The switching of a conventional active tap device between active and passive states will result in most circumstances in a network link drop across the monitored segment. Although the physical layer disconnect/reconnect cycle in conventional tap devices can be quite short, depending essentially on the electro-mechanical switch and settle time of the relays, the lost of network link is driven by other factors. Specifically, any difference in link configuration, including difference in connection speed, Automatic Medium Dependent Interface (MDI-X) configuration, and master/slave timing orientation, as applicable to the different 10Base-T, 100Base-T and 1000Base-T Ethernet standard connections, requires that a link drop and communications protocol renegotiation to establish a working network link.
Conventionally, reestablishment of the link through the network segment being monitored will typically occur within a range from one half second to several seconds.

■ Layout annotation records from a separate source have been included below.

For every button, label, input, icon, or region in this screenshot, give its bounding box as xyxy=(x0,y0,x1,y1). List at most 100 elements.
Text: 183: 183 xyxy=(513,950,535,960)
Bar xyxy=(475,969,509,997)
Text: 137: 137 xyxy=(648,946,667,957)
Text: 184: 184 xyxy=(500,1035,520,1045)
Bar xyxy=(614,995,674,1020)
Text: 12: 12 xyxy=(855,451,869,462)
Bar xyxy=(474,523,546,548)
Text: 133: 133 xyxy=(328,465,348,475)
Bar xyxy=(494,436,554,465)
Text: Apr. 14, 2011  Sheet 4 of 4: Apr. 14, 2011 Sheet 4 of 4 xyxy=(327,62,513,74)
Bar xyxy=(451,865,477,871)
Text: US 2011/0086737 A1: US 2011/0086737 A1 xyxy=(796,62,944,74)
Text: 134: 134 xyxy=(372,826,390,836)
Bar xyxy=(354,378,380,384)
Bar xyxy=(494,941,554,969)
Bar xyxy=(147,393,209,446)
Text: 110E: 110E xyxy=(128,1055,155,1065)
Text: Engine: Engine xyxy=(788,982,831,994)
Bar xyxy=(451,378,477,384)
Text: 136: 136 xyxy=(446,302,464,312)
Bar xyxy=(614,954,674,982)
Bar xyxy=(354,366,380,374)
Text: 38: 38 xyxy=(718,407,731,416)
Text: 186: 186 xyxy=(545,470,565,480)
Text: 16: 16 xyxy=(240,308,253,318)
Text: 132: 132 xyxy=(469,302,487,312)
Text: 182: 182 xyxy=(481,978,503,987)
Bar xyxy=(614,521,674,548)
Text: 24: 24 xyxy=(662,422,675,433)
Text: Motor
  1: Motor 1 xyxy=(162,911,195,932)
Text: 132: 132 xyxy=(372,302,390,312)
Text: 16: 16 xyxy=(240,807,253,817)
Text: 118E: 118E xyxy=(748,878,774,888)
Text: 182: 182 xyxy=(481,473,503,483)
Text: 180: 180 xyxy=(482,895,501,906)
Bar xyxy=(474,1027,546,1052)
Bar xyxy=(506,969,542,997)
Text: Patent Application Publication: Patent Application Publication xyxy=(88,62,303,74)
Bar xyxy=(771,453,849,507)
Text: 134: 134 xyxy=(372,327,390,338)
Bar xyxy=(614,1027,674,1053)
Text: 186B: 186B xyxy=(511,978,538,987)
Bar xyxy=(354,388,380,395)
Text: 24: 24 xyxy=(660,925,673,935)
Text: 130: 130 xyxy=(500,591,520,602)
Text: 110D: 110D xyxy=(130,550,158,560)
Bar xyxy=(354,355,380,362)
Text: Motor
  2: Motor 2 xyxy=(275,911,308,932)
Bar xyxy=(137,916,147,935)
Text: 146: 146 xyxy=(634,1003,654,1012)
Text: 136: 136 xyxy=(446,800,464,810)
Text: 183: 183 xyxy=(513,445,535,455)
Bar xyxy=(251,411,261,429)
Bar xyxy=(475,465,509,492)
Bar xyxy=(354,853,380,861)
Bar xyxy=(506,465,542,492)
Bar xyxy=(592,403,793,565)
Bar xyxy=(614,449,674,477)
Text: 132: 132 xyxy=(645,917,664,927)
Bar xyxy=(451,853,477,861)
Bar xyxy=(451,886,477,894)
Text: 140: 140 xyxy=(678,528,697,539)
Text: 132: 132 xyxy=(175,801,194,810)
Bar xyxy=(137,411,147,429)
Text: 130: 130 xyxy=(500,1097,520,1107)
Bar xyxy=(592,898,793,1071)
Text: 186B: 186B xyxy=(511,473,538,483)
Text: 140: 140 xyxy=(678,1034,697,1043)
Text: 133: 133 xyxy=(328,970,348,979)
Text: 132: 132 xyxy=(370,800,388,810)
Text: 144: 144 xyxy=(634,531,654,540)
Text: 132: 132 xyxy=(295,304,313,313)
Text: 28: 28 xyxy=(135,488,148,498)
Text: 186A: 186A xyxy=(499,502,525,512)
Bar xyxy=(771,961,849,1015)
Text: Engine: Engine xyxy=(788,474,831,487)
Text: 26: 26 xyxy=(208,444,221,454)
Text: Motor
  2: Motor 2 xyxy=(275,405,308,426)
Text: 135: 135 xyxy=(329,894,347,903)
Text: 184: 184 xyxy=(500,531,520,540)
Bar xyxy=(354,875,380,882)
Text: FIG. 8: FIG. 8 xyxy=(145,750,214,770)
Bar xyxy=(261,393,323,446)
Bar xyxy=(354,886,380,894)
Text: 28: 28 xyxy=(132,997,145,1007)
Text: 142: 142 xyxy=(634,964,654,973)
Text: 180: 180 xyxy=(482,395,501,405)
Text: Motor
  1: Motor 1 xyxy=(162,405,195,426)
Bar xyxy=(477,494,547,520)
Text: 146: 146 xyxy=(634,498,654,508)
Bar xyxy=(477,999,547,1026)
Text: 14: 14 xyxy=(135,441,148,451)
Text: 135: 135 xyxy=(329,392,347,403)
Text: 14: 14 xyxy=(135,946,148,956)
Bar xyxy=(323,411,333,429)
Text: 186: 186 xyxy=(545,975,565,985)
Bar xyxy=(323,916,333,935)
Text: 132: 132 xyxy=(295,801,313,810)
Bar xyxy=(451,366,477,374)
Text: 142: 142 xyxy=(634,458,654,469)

Regardless of the actual time required to reestablish the network link, however, the link drop itself is conventionally seen as a topology change event and directly results in a significant and undesired network outage. Although the interruption for link reestablishment might be acceptable in basic network use cases, the wider and significantly longer network outage due to the spanning tree protocol reconfiguration is highly undesirable, if not entirely unacceptable for many high-valued applications, such as telephony and similar continuity critical applications.
Further improvements have been made in conventionally modern active tap devices. These advances are, for example, embodied in a current active top device product, identified as nTAP™, manufactured by Network Instruments, LLC, Minnetonka, Minn. Based on publically available information, this nTAP device supports full-duplex 10/100/1000Base-T connection monitoring with power-loss fail-over to a fully passive connection. The two identified improvements implemented are a connection speed constraint and a connection loss constraint. The connection speed constraint limits both sides of the monitored network segment to the some connection speed, thereby enabling a correct valuing of the carrying capacity of the monitored network segment by the two network devices connected to the remote ends of the monitored network segment. The connection loss constraint forces down the remaining network segment when the active tap device recognizes that the network link through either connected network segment is lost. A consistent connection state is therefore seen by both of the remote end connected network devices. Neither improvement, however, addresses the occurrence of topology change events or prevents network outages due to spanning tree protocol reconfigurations.